O Wunderground não lhe faz o downgrade para depressão tropical mesmo até chegar às nossas portas...  Talvez seja pelo facto de já ser pós-tropical e estar entre TD e TS.


----------



## AMFC (8 Out 2015 às 09:19)

Stu Ostro  Senior meteorologist leads the team of weather experts at TWC

JOAQUIN

After leaving a terrible legacy -- a disaster in the Bahamas, and contributing moisture to what happened in the southeast U.S. -- Joaquin, whose name presumably along with Erika will be retired, is in its final phase of being a tropical cyclone.

After vacillating between northwest and southwest Europe, models have at least for now trended to a track toward the latter, as a weaker and non-tropical system, but slowing and still with quite a bit of moisture.

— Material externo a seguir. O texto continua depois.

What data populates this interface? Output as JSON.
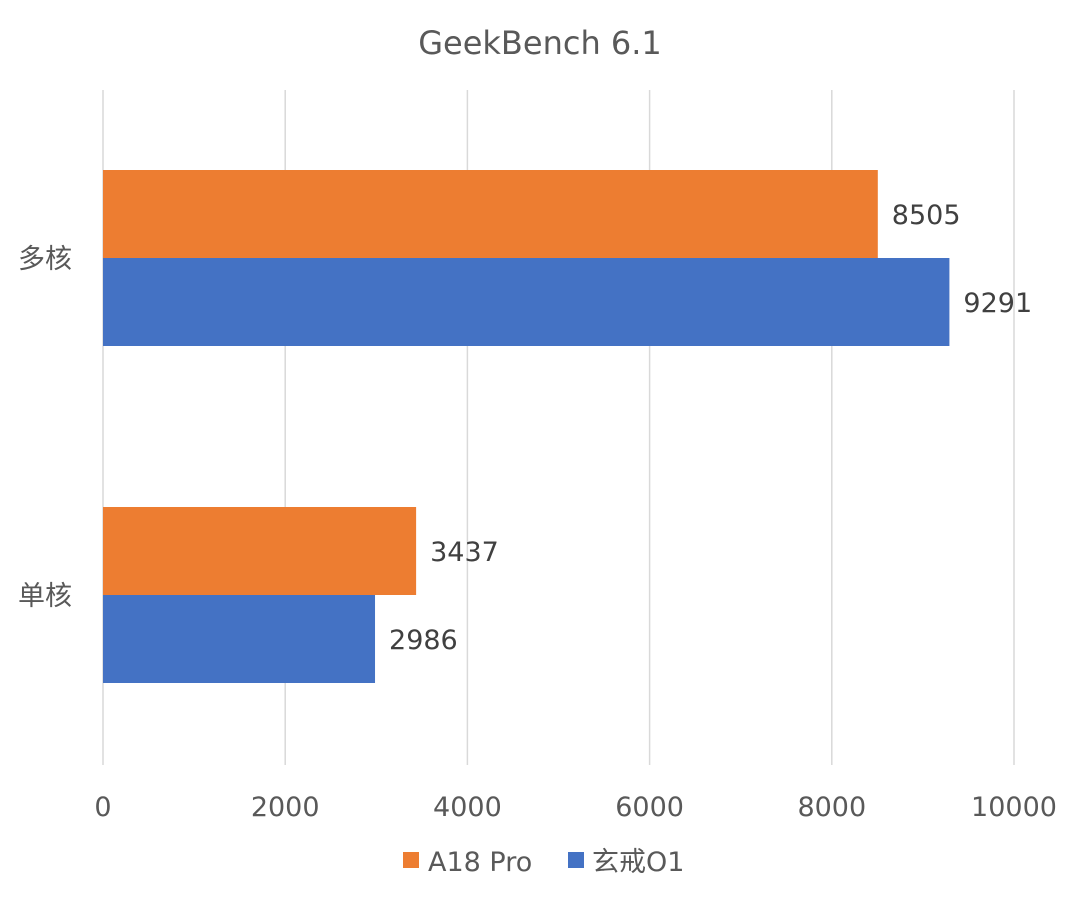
{
  "chart_data": {
    "type": "bar",
    "orientation": "horizontal",
    "title": "GeekBench 6.1",
    "categories": [
      "多核",
      "单核"
    ],
    "series": [
      {
        "name": "A18 Pro",
        "color": "#ED7D31",
        "values": [
          8505,
          3437
        ]
      },
      {
        "name": "玄戒O1",
        "color": "#4472C4",
        "values": [
          9291,
          2986
        ]
      }
    ],
    "xlim": [
      0,
      10000
    ],
    "xticks": [
      "0",
      "2000",
      "4000",
      "6000",
      "8000",
      "10000"
    ],
    "grid": true,
    "legend_position": "bottom",
    "data_labels": [
      "8505",
      "9291",
      "3437",
      "2986"
    ]
  }
}
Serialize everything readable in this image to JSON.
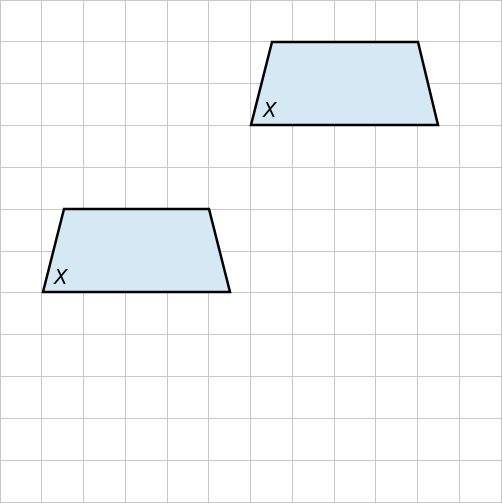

And BTW what's going to be slowing it is, per the graphic, another one of these goofy patterns, including downstream of ex-Joaquin, which could result in extreme precipitation yet again in Italy & the Balkans & thereabouts ...


----------



## Vince (8 Out 2015 às 09:26)

@SpiderVV  O WU tem isso mal feito, não distingue entre tropical e extra-tropical, e como no último aviso do NHC se mantém acima dos 35kt, existe sempre uma zona algures na depressão com ventos acima disso, aparece sempre como TS
Mas 35kt numa depressão não tropical, por exemplo numa frente, não é nada de muito especial.
Nos Açores hoje é que ainda devem sentir o vento contínuo típico de um sistema tropical. 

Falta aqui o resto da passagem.